Astronomers have seen gravitational waves form two black holes colliding with one another and two neutron star colliding with one another, but this is the first time that they've seen one of them colliding together.

http://imagine.gsfc.nasa.gov/science/objects/neutron_stars1.html#?:text=Credit%3A%20NASA%2FGoddard%20Space%20Flight and%20electron%20into%20a%20neutron. ">Neutron stars are the remains of large stars that have died in supernova explosions. Brady stated that although they are dense, they only have approximately 1.5 to 2 times the mass as our sun. However, their size is 6 miles (10 km) in diameter. Starry black holes are also known as black holes.
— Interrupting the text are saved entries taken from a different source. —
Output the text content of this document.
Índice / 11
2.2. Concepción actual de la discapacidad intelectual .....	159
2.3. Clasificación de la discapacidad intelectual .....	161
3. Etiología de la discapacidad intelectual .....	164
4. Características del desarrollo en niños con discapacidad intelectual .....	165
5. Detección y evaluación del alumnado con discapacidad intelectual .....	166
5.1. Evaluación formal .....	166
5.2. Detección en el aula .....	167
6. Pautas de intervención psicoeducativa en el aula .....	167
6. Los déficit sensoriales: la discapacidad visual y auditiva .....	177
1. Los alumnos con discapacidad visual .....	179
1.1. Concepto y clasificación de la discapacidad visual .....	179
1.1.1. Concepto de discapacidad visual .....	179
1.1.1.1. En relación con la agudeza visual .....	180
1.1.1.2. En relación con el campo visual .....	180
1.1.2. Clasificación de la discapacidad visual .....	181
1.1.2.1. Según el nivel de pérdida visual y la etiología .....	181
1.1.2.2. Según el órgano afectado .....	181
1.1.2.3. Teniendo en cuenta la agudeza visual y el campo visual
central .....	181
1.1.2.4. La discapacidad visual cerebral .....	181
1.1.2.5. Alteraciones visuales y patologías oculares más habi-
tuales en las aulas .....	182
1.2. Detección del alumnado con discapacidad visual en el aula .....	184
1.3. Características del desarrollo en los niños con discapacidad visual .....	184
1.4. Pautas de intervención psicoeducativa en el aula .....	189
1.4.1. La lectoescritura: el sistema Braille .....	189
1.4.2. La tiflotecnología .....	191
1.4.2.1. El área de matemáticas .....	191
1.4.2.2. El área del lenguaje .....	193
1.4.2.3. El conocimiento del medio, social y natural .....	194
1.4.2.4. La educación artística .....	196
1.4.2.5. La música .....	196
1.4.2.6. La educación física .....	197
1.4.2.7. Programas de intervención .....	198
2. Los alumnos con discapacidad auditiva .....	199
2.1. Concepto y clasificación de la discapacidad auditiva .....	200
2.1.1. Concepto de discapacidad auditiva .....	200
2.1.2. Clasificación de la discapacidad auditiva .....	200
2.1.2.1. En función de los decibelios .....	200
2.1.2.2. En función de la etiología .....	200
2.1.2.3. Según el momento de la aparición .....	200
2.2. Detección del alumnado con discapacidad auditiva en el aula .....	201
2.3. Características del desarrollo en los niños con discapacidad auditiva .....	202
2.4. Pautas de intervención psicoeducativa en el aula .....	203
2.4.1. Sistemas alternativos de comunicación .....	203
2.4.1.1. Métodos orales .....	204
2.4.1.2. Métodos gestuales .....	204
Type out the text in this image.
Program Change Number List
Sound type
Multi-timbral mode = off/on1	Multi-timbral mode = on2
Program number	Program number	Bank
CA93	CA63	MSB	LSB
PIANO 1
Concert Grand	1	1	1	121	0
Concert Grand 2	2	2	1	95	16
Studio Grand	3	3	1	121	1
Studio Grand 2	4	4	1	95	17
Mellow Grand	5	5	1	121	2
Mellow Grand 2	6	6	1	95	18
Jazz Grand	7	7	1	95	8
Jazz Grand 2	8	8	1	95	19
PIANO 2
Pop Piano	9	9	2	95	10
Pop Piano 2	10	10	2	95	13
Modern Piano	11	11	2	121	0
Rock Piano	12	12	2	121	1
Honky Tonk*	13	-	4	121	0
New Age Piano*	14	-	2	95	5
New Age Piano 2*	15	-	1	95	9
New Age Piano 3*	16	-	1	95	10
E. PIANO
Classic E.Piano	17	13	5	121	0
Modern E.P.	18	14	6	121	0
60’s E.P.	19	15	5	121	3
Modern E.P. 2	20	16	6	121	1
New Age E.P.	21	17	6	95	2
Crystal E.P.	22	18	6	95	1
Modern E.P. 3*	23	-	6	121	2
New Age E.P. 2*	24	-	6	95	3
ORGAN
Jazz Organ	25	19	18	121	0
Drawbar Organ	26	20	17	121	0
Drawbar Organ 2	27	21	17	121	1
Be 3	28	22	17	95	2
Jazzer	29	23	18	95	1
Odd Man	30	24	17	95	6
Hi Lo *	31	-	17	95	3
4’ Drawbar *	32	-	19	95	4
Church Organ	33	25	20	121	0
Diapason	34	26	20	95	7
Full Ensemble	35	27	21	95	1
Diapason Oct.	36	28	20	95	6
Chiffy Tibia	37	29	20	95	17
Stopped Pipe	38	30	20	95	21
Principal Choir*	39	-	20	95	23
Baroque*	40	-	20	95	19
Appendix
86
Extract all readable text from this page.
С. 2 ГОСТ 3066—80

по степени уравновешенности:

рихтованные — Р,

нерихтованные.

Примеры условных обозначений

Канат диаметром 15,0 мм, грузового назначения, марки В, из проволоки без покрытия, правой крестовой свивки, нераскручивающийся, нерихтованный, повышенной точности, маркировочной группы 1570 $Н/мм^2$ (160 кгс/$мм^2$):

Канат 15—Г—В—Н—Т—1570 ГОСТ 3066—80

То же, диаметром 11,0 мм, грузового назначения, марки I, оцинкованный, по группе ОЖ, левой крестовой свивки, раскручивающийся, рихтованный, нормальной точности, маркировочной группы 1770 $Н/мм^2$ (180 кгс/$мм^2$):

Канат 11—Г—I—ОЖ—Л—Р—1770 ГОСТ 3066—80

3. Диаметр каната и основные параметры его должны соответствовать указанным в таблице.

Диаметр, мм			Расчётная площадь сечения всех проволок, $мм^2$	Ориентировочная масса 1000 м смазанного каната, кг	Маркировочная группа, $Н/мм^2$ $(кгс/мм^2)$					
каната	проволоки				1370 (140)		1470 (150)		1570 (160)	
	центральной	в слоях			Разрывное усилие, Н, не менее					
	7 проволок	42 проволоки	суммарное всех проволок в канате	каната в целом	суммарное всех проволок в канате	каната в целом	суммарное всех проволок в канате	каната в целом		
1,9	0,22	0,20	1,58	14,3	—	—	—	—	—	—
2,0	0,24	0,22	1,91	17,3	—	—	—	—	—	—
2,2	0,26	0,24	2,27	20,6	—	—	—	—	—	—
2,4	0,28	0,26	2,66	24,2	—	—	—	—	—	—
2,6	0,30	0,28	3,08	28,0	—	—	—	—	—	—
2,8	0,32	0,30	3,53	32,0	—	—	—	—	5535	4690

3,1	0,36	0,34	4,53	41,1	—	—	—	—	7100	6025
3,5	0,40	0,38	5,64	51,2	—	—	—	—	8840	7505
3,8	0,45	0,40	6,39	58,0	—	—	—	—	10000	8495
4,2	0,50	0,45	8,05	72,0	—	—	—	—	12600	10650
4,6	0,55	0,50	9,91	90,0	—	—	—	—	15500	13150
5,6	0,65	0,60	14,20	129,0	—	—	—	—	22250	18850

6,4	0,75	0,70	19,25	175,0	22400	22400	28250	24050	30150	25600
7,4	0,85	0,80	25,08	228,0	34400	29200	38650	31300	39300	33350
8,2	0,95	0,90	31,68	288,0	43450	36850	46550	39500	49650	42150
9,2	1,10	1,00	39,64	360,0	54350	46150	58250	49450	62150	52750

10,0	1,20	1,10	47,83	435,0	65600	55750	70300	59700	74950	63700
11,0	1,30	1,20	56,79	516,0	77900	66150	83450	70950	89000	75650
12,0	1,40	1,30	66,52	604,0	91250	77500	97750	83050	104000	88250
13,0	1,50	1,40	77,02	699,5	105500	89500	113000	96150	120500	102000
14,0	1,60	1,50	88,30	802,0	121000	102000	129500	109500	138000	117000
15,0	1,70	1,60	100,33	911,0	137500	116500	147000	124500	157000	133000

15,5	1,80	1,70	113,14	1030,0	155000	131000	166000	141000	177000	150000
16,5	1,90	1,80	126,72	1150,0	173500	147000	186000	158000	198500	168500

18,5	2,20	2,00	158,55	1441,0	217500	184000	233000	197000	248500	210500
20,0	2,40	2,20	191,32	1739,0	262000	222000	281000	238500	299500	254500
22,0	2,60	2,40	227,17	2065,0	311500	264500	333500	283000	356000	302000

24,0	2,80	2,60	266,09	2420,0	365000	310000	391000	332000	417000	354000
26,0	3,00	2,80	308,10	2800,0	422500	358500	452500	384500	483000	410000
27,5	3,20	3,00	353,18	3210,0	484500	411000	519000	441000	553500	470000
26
They form when a larger star collides into itself, creating something so powerful that no light can escape.

Scientists believe there should be many of these black hole and neutron star pairings. However, they have yet to find one in our galaxy.

Marc Kamionkowski from Johns Hopkins University, an astrophysicist, said that "this is very cool." He wasn't involved in the research. This will allow astronomers to predict the abundance of these pairings, he said.